Julian Reus: "Nächstes Jahr zählt nur Zürich"
Julian Reus hat für Schlagzeilen gesorgt. Der Wattenscheider Sprinter will mit dem Mythos aufräumen, dass Fußballer schneller sind als Leichtathleten und hat den Dortmunder Kicker Pierre-Emerick Aubameyang zum Duell herausgefordert. Im Interview mit leichtathletik.de spricht er aber nicht nur darüber, sondern auch über die vergangene Saison und die Ziele für 2014.

Julian Reus:
Es war schon turbulent. Jeden Tag kam irgendwie etwas Neues. Inzwischen hat es sich aber schon wieder etwas beruhigt.
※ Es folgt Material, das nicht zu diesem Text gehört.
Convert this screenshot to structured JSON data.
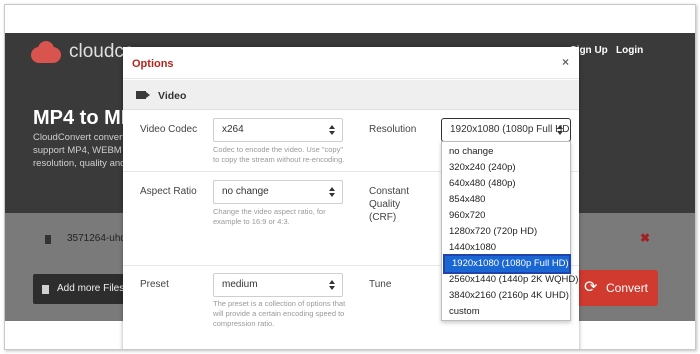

Jetzt muss man sehen, wie sich diese Geschichte weiter entwickelt und wann und wie das Ganze stattfindet.
Waren Sie überrascht, dass aus einem Tweet von Ihnen an Pierre-Emerick Aubameyang eine so große Sache wird?
Julian Reus:
Natürlich hatte ich auf eine Reaktion gehofft. Diese ist ein bisschen stärker ausgefallen als man gedacht hat. Dass es solche Züge annimmt und auch im Ausland auf eine so große Resonanz trifft, hat mich schon überrascht. Ich habe auch Artikel in Großbritannien, Frankreich und sogar in Sprachen, die ich gar nicht zuordnen konnte, gefunden.
Wie ist der aktuelle Stand?
Julian Reus:
Der BVB hat erst einmal für den Verlauf der Saison Nein gesagt. Das ist das gute Recht des Vereins. Nach der Saison kann Aubameyang aber machen, was er möchte. Ich hoffe, dass es sich nicht im Sande verläuft und man nach der Fußball-Saison eine schöne Aktion daraus machen kann. Es wird sich natürlich um 30 Meter handeln. Ob es rein klassisch oder fußballspezifisch wird, ob es aus einem Tiefstart passiert, das sind Fragen, die noch nicht geklärt sind. Ich hoffe, dass man zeigen kann, dass die Sportarten auch miteinander etwas machen können - und vielleicht auch für Kinder und Jugendliche. Am Ende sollte man dann auch darauf hinweisen, dass man keine Vergleiche ziehen kann, die total hinken.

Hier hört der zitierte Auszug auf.